THE sight of a beaming Stephen Kenny celebrating in front of the main stand spoke a thousand words as Dundalk broke their Oriel Park duck against Cork City on Friday night.
It's true that the vagaries of the 2013 fixture list presented the Lilywhites with a hugely difficult run of home fixtures, but a failure to beat the Leesiders would have been a serious psychological blow.
Securing a first home win of the season was a massive weight off the shoulders, hence the usually placid Kenny's passionate reaction towards the supporters after the final whistle. And with the bottom four clubs all coming to the Carrick Road in the next series of fixtures there is now the prospect of Dundalk putting some kind of run together in front of their own fans.
With 75 minutes played it did seem that they might have to wait longer for that sought-after success, though, as the game remained deadlocked at 0-0 following some poor finishing from the Lilywhites.
But Cork City's habit of conceding costly late goals came back to haunt them once again and Dundalk's victory was all the more enjoyable because - incredibly - none of the other top eight teams managed to win at the weekend.
Both teams took time to settle in front of the RTE cameras and eventually it was Dundalk who threatened first on nine minutes, Richie Towell curling the ball nar-
rowly wide from an acute angle after fine wing play from the Under-21 international.
It was the Leesiders who then took the game by the scruff of the neck, though, with central midfielders Shane Duggan and particularly Gerard Morrissey dictating the play, and after off-target attempts from Colin Healy and Daryl Horgan, Danny Furlong had the game's first shot on target in the 22nd minute, Peter Cherrie saving comfortably.
Healy screamed for a penalty on 26 as a corner kick struck Andy Boyle on the hand, but there was no intention on the centre-half's part.
Some kamikaze play involving Cork keeper Mark McNulty, who was a bag of nerves in the first half, presented Vinny Faherty with a sight of goal, but he couldn't find a way past the relieved netminder.

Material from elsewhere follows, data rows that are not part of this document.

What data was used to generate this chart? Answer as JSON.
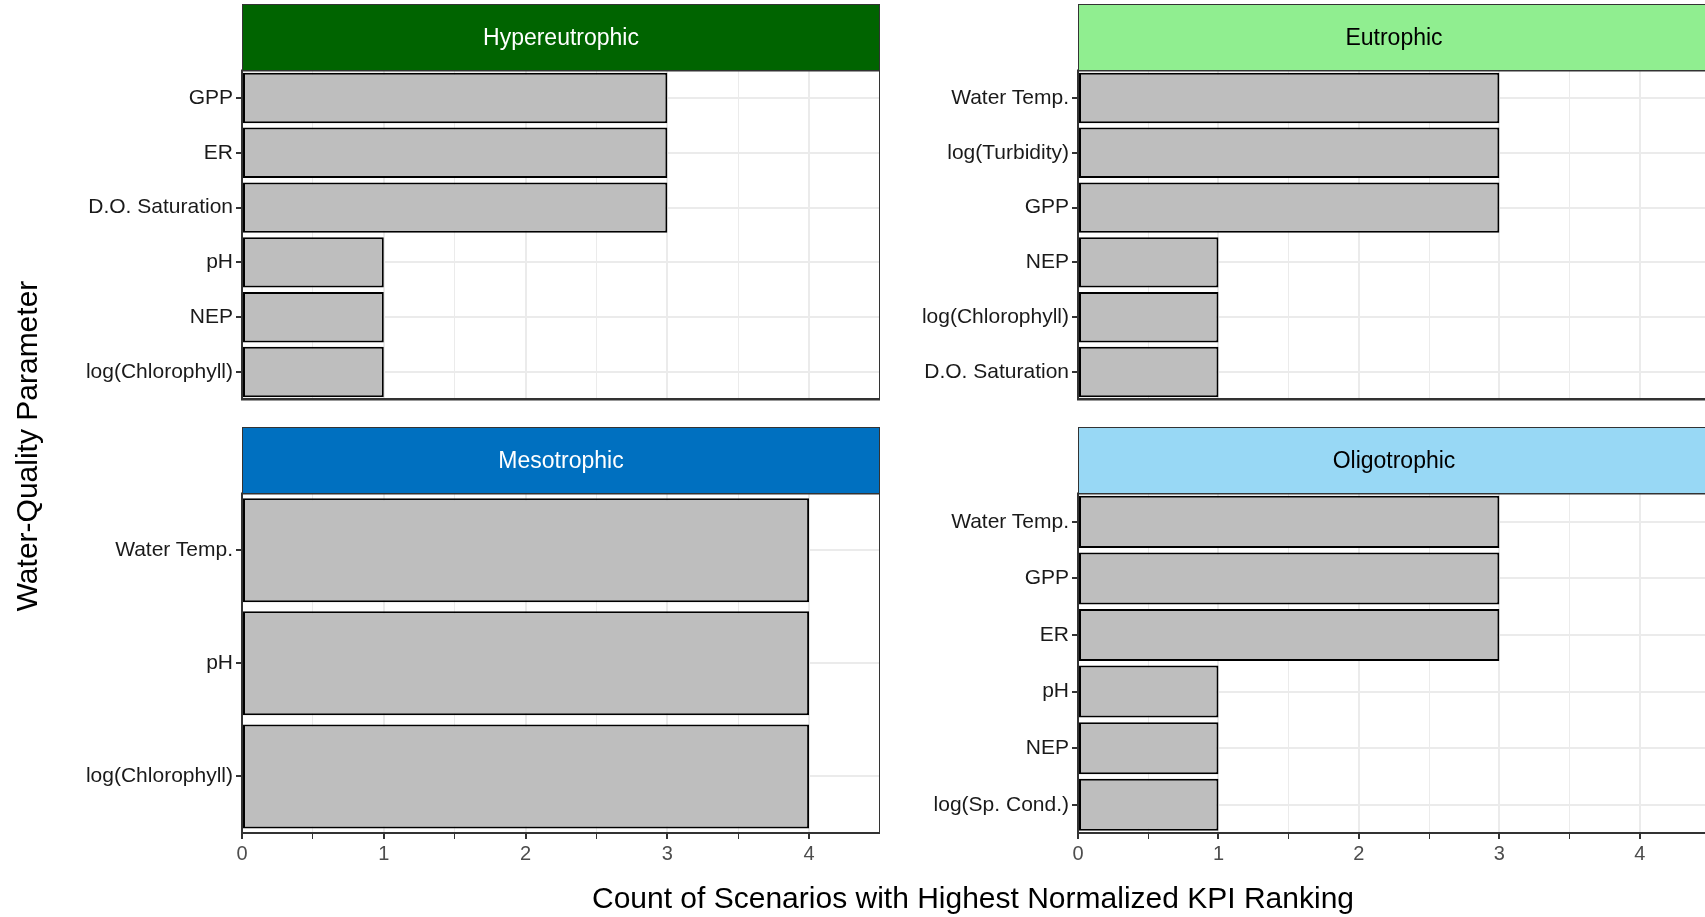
{
  "chart_data": [
    {
      "type": "bar",
      "orientation": "horizontal",
      "title": "Hypereutrophic",
      "ylabel": "Water-Quality Parameter",
      "categories": [
        "GPP",
        "ER",
        "D.O. Saturation",
        "pH",
        "NEP",
        "log(Chlorophyll)"
      ],
      "values": [
        3,
        3,
        3,
        1,
        1,
        1
      ],
      "color": "#bebebe",
      "xlim": [
        0,
        4.5
      ],
      "xticks": [
        0,
        {
          "value": 0.5,
          "label": null
        },
        1,
        {
          "value": 1.5,
          "label": null
        },
        2,
        {
          "value": 2.5,
          "label": null
        },
        3,
        {
          "value": 3.5,
          "label": null
        },
        4
      ],
      "grid": true,
      "legend": false,
      "tick_labels": "y"
    },
    {
      "type": "bar",
      "orientation": "horizontal",
      "title": "Eutrophic",
      "categories": [
        "Water Temp.",
        "log(Turbidity)",
        "GPP",
        "NEP",
        "log(Chlorophyll)",
        "D.O. Saturation"
      ],
      "values": [
        3,
        3,
        3,
        1,
        1,
        1
      ],
      "color": "#bebebe",
      "xlim": [
        0,
        4.5
      ],
      "xticks": [
        0,
        {
          "value": 0.5,
          "label": null
        },
        1,
        {
          "value": 1.5,
          "label": null
        },
        2,
        {
          "value": 2.5,
          "label": null
        },
        3,
        {
          "value": 3.5,
          "label": null
        },
        4
      ],
      "grid": true,
      "legend": false,
      "tick_labels": "y"
    },
    {
      "type": "bar",
      "orientation": "horizontal",
      "title": "Mesotrophic",
      "xlabel": "Count of Scenarios with Highest Normalized KPI Ranking",
      "categories": [
        "Water Temp.",
        "pH",
        "log(Chlorophyll)"
      ],
      "values": [
        4,
        4,
        4
      ],
      "color": "#bebebe",
      "xlim": [
        0,
        4.5
      ],
      "xticks": [
        0,
        {
          "value": 0.5,
          "label": null
        },
        1,
        {
          "value": 1.5,
          "label": null
        },
        2,
        {
          "value": 2.5,
          "label": null
        },
        3,
        {
          "value": 3.5,
          "label": null
        },
        4
      ],
      "grid": true,
      "legend": false
    },
    {
      "type": "bar",
      "orientation": "horizontal",
      "title": "Oligotrophic",
      "categories": [
        "Water Temp.",
        "GPP",
        "ER",
        "pH",
        "NEP",
        "log(Sp. Cond.)"
      ],
      "values": [
        3,
        3,
        3,
        1,
        1,
        1
      ],
      "color": "#bebebe",
      "xlim": [
        0,
        4.5
      ],
      "xticks": [
        0,
        {
          "value": 0.5,
          "label": null
        },
        1,
        {
          "value": 1.5,
          "label": null
        },
        2,
        {
          "value": 2.5,
          "label": null
        },
        3,
        {
          "value": 3.5,
          "label": null
        },
        4
      ],
      "grid": true,
      "legend": false
    }
  ]
}
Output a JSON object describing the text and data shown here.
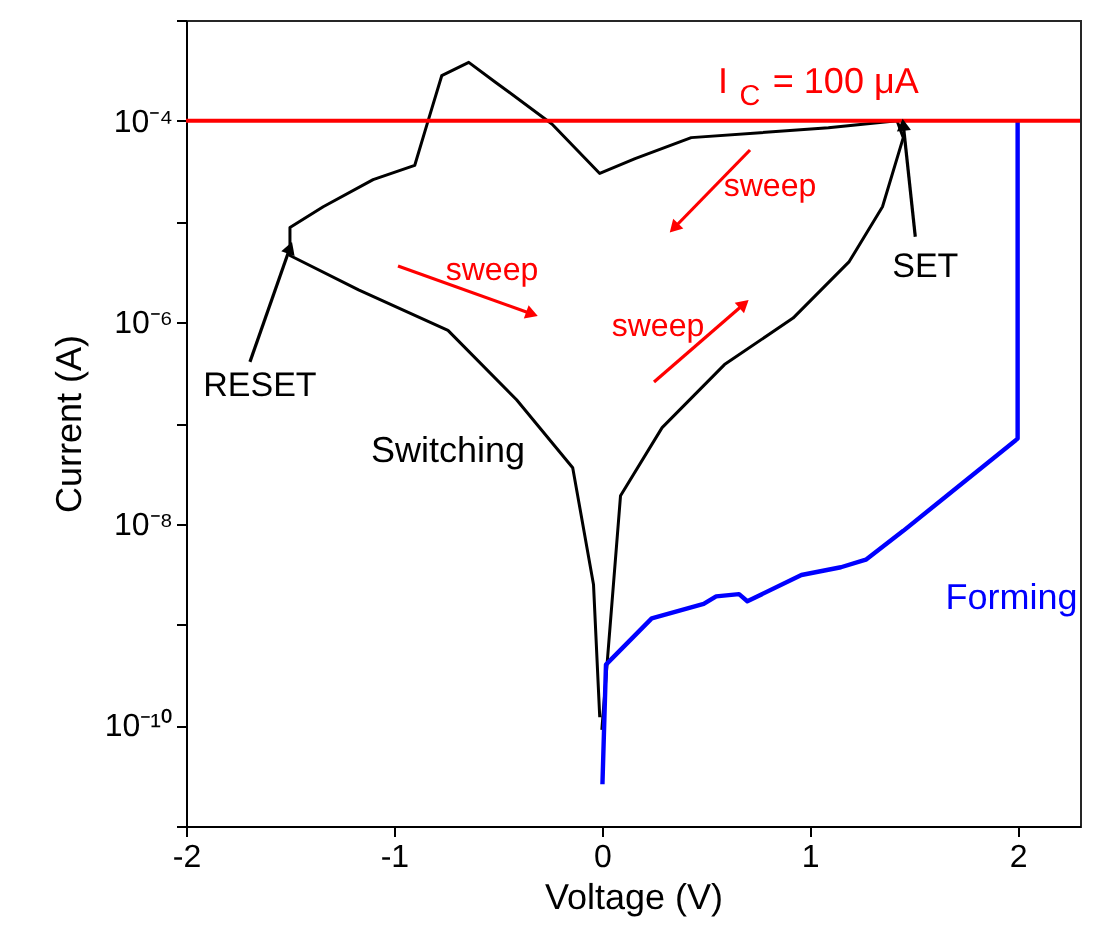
{
  "chart_data": {
    "type": "line",
    "xlabel": "Voltage (V)",
    "ylabel": "Current (A)",
    "log": "y",
    "grid": false,
    "marker": "none",
    "line_style": "solid",
    "xlim": [
      -2,
      2.3
    ],
    "xticks": [
      -2,
      -1,
      0,
      1,
      2
    ],
    "ylim": [
      1e-11,
      0.001
    ],
    "yticks": [
      {
        "value": 0.001,
        "label": null
      },
      {
        "value": 0.0001,
        "label": "10⁻⁴"
      },
      {
        "value": 1e-05,
        "label": null
      },
      {
        "value": 1e-06,
        "label": "10⁻⁶"
      },
      {
        "value": 1e-07,
        "label": null
      },
      {
        "value": 1e-08,
        "label": "10⁻⁸"
      },
      {
        "value": 1e-09,
        "label": null
      },
      {
        "value": 1e-10,
        "label": "10⁻¹⁰"
      },
      {
        "value": 1e-11,
        "label": null
      }
    ],
    "series": [
      {
        "name": "Switching",
        "color": "#000000",
        "x": [
          0,
          0.09,
          0.29,
          0.59,
          0.92,
          1.19,
          1.35,
          1.45,
          1.42,
          1.09,
          0.43,
          0.16,
          -0.01,
          -0.24,
          -0.51,
          -0.64,
          -0.77,
          -0.84,
          -0.9,
          -1.1,
          -1.34,
          -1.5,
          -1.5,
          -1.17,
          -0.74,
          -0.41,
          -0.14,
          -0.04,
          -0.01
        ],
        "values": [
          9e-11,
          1.9e-08,
          9e-08,
          3.8e-07,
          1.1e-06,
          4e-06,
          1.4e-05,
          6.8e-05,
          0.0001,
          8.5e-05,
          6.8e-05,
          4.2e-05,
          3e-05,
          9.3e-05,
          0.00024,
          0.00038,
          0.00028,
          9.3e-05,
          3.6e-05,
          2.6e-05,
          1.4e-05,
          8.7e-06,
          4.6e-06,
          2.1e-06,
          8.3e-07,
          1.7e-07,
          3.6e-08,
          2.5e-09,
          1.2e-10
        ]
      },
      {
        "name": "Forming",
        "color": "#0000ff",
        "x": [
          0.003,
          0.02,
          0.24,
          0.49,
          0.55,
          0.66,
          0.7,
          0.96,
          1.15,
          1.27,
          1.45,
          2.0,
          2.0
        ],
        "values": [
          2.6e-11,
          4e-10,
          1.15e-09,
          1.6e-09,
          1.9e-09,
          2e-09,
          1.7e-09,
          3.1e-09,
          3.7e-09,
          4.4e-09,
          8.5e-09,
          7e-08,
          0.0001
        ]
      }
    ],
    "ref_lines": [
      {
        "axis": "y",
        "value": 0.0001,
        "label": "I$_{C}$ = 100 μA",
        "color": "#ff0000",
        "line_style": "solid"
      }
    ],
    "annotations": [
      {
        "text": "RESET",
        "x": -1.5,
        "y": 6e-06
      },
      {
        "text": "SET",
        "x": 1.45,
        "y": 0.0001
      },
      "sweep",
      "sweep",
      "sweep"
    ]
  }
}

Faherty was then guilty of a glaring miss when John Sullivan arrowed a fantastic cross in from close to the corner flag and the big striker sent a rising header over the bar from six yards.
And on 34 minutes it was Faherty again who passed up a great chance, dinking the ball over the top after excellent wing play from John Mountney (pictured left after scoring his goal).
Keith Ward then had a speculative 35-yard shot pushed round the post unconvincingly by McNulty, before Dundalk were out of luck as Towell chipped over the keeper and into the net, only to be controversially ruled offside.
It remained goal-less at half-time, but Dundalk remained patient and they came back out with renewed vigour, Boyle nodding over from a Ward corner and Stephen O'Donnell sending a dipping header just too high after the Cork defence failed to deal with a Towell shot.
A rare Cork attack yielded a great chance for Daryl Kavanagh, but he dragged his effort well wide when there was time to take a touch first, while Ward was just off target from long range at the end of a good move involving Towell and Tiarnan Mulvenna.
With the game into the final quarter and still no breakthrough, the hard-working Faherty was withdrawn and replaced by Patrick Hoban, and the change did seem to revitalise Dundalk as the youngster quickly got involved.
But another great chance went begging when Mulvenna latched onto a hopeful through-ball by Mark Rossiter, but never really got the ball under control and eventually sent it bobbling just wide.
Dundalk's patience was finally rewarded on 76 minutes with a goal out of nothing as Sullivan sent a throw in-field towards Mountney, the ball up nicely and the Mayo native didn't hesitate as he rifled an angled left-footed shot past McNulty.
With confidence now oozing from every player, the Lilywhites sensed another goal. Only for an over-hit cross from Ward, Hoban would have had a tap-in, and Ward's next delivery from the left wing deceived McNulty and bounced off the crossbar before being scrambled clear.
Daryl Horgan had Cork's first goal attempt in half an hour on 84 minutes, but again Cherrie was untroubled and Dundalk eventually wrapped up victory in the second minute of stoppage time.
Healy, who had already been booked, fouled Hoban just outside the penalty area, and when Ward rattled the crossbar from the resulting free kick the ever-alert Hoban followed up to score with a header.
Cue an enthusiastic huddled celebration from the management team in front of the dugout, and with a two-goal cushion any prospect of Stephen Kenny coming off the Cork City bench to ruin his namesake's day and create a stirring headline was finally extinguished!
Referee Tuite played a further three minutes of injury time, during which Cherrie finally had a save of note to make from a long-range strike by substitute Denis Behan, the Cork striker's effort sandwiching two others from Ward and Hoban, both of which had to be dealt with by McNulty.
Overall, it wasn't Dundalk's best performance of the season by any means, but they have a potency in the final third that is always likely to result in goals, while a second consecutive clean sheet also bodes well for the stiffer challenges that lie ahead.